With the recently concluded COP28 world climate negotiations fresh in investors' minds, climate will continue to dominate sustainable investing next year. An historic agreement reached to transition away from fossil fuels recognized the need to drastically reduce global greenhouse gas emissions, while calling for tripling renewable energy capacity and doubling energy efficiency improvements by 2030.
The latest COP agreement also recognized the need to reverse biodiversity loss to help solve the climate crisis, boosting the importance of biodiversity risk and opportunities for investors and policymakers alike.
"It was obvious to scientists, but it is new to policymakers. (Climate and nature loss) have led parallel lives and now they are converging a bit," said Sylvain Vanston, executive director of climate investment research at MSCI, who works with investor clients on climate risk reporting and management, portfolio management and, increasingly, biodiversity. The latter "is definitely a very dynamic space. A lot of clients are asking us to help them identify how their portfolios impact nature risk. They want increasingly sophisticated ways to measure that," said Vanston, who expects 2024 to see a boom of geospatial technology to analyze climate data and impact, and "a lot more development of nature-based opportunities."

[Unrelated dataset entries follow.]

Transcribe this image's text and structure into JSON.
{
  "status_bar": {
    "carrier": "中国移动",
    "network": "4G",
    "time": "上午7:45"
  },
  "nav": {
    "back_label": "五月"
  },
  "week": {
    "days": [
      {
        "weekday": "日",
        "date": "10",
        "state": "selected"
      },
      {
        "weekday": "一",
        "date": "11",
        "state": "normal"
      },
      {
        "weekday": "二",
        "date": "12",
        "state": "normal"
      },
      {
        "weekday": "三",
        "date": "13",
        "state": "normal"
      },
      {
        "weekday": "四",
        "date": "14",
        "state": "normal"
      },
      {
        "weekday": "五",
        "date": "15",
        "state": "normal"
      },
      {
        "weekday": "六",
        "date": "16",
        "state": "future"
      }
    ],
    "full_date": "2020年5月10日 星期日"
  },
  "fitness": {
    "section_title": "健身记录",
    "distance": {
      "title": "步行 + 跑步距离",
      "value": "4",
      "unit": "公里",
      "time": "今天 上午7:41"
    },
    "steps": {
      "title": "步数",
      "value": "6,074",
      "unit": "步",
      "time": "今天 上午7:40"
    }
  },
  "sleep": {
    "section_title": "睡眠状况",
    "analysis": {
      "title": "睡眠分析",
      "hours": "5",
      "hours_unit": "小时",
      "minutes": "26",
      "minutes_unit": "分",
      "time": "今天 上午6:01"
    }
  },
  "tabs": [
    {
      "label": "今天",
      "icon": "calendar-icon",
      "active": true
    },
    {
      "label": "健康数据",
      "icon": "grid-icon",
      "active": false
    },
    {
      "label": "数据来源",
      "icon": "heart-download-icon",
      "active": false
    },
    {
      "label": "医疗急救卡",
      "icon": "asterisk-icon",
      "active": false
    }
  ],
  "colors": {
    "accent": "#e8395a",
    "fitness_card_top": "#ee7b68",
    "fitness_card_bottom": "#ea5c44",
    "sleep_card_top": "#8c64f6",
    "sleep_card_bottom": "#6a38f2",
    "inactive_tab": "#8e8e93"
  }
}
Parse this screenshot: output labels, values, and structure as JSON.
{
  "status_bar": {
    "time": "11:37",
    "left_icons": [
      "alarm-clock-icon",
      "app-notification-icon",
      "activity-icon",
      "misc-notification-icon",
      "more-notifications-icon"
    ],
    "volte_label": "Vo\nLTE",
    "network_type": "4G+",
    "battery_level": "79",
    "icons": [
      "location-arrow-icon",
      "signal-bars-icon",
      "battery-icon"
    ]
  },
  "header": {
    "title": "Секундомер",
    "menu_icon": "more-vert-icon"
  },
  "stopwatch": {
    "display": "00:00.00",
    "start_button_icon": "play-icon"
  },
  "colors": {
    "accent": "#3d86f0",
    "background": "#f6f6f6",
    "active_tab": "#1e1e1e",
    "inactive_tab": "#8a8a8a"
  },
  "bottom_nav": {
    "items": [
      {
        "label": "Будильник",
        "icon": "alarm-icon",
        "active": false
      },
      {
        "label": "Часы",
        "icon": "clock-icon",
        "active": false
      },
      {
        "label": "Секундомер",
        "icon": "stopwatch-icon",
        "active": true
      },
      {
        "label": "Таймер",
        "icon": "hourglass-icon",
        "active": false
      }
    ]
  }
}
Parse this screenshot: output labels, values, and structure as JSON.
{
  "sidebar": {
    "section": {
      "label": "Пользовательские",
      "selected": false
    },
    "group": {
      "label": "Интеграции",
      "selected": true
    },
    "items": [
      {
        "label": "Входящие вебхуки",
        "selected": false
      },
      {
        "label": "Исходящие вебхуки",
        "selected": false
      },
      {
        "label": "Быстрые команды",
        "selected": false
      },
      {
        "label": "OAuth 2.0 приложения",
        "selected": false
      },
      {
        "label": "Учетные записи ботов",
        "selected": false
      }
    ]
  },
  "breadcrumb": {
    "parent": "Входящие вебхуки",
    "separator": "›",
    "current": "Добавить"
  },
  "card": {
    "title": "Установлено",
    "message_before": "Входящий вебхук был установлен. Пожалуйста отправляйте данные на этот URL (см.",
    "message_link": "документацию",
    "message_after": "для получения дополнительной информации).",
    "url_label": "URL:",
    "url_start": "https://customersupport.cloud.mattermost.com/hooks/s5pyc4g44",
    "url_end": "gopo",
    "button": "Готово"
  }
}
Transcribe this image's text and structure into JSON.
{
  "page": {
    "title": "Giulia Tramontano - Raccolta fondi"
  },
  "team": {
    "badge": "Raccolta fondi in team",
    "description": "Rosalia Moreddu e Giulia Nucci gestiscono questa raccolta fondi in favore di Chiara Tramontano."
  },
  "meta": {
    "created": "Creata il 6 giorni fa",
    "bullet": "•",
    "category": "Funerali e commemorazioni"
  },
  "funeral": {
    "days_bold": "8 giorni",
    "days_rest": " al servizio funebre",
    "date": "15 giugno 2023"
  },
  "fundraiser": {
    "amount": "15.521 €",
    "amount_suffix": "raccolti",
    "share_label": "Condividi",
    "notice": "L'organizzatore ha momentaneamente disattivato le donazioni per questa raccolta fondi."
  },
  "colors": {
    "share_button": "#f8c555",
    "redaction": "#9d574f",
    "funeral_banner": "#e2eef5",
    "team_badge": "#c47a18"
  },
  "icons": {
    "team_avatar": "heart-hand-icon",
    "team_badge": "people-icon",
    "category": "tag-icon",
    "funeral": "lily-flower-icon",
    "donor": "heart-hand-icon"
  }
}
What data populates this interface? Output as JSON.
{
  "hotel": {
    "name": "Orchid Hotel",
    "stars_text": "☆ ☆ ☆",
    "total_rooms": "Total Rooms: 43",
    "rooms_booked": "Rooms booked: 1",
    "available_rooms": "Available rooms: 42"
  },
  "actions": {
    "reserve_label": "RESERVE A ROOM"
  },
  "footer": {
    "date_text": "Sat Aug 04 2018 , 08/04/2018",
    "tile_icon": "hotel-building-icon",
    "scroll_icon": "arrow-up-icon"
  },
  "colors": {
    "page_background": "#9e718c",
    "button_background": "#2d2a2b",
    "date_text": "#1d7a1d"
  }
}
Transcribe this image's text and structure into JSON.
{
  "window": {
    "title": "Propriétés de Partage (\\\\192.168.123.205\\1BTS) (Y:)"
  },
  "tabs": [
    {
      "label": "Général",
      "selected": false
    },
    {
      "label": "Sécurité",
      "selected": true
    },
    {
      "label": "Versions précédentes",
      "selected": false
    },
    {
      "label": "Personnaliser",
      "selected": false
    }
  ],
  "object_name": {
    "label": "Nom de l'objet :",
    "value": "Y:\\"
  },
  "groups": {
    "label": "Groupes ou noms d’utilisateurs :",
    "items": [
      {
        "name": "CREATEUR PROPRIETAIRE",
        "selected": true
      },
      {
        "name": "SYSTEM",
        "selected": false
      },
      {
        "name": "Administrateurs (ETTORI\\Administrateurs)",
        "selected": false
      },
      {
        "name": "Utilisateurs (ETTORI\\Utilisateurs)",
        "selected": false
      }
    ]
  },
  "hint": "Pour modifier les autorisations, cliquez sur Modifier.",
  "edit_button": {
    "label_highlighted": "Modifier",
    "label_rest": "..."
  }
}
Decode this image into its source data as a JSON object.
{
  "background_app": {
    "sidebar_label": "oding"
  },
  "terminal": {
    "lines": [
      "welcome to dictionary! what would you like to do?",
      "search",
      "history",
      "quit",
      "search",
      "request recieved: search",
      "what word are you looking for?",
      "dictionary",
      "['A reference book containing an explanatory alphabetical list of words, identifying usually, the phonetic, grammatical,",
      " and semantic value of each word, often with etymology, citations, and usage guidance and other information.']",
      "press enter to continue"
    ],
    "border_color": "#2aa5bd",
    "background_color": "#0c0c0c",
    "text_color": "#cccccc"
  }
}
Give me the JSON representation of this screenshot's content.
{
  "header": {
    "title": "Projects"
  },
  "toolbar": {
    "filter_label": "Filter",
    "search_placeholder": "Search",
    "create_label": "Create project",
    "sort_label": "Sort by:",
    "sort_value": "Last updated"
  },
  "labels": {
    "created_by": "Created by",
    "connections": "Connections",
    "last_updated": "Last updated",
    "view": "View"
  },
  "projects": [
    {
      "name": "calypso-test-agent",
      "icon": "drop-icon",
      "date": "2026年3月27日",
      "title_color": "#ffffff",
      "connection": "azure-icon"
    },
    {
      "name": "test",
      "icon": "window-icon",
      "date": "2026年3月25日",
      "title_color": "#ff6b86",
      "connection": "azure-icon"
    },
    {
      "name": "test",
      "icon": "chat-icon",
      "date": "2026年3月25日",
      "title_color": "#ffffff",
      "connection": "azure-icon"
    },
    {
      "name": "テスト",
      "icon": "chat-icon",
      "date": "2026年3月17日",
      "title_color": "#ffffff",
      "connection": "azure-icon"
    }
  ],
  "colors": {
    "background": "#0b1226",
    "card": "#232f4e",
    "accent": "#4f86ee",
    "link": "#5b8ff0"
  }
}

Biodiversity also got a boost in September, with final recommendations from the Taskforce on Nature-related Financial Disclosures for companies and asset managers to manage and disclose nature-related risks to portfolios. Investors welcomed the move, but worry that the voluntary guidelines' lack of data standardization will make it tricky to integrate nature-related considerations into investment decisions. A push for more decision-useful data has begun and the first TNFD reports by companies and asset managers under a 14-metric framework will start showing up in the spring.
European pension funds have also joined financial institutions from 24 countries with a combined €21.4 trillion ($22.6 trillion) in assets taking the Finance for Biodiversity Pledge, committing to five steps to protect and restore biodiversity through their finance activities and investments. Their reports will start coming in 2024, and "it will be interesting to see who is coming out with real" actions and which asset classes are addressed, said Vanston, who thinks the first hard targets are likely to come from asset owners.
The new year will also see the 190-member investor initiative Nature Action 100 leveraging a collective $23.6 trillion in assets as they engage with 100 companies in key sectors to drive corporate action on nature and biodiversity loss. Investors will also be watching COP16, the U.N.-convened biodiversity counterpart to COP28, hosted by Colombia in October, to see how COP15's historic agreement and framework for global action to halt and reverse the loss of nature can be advanced.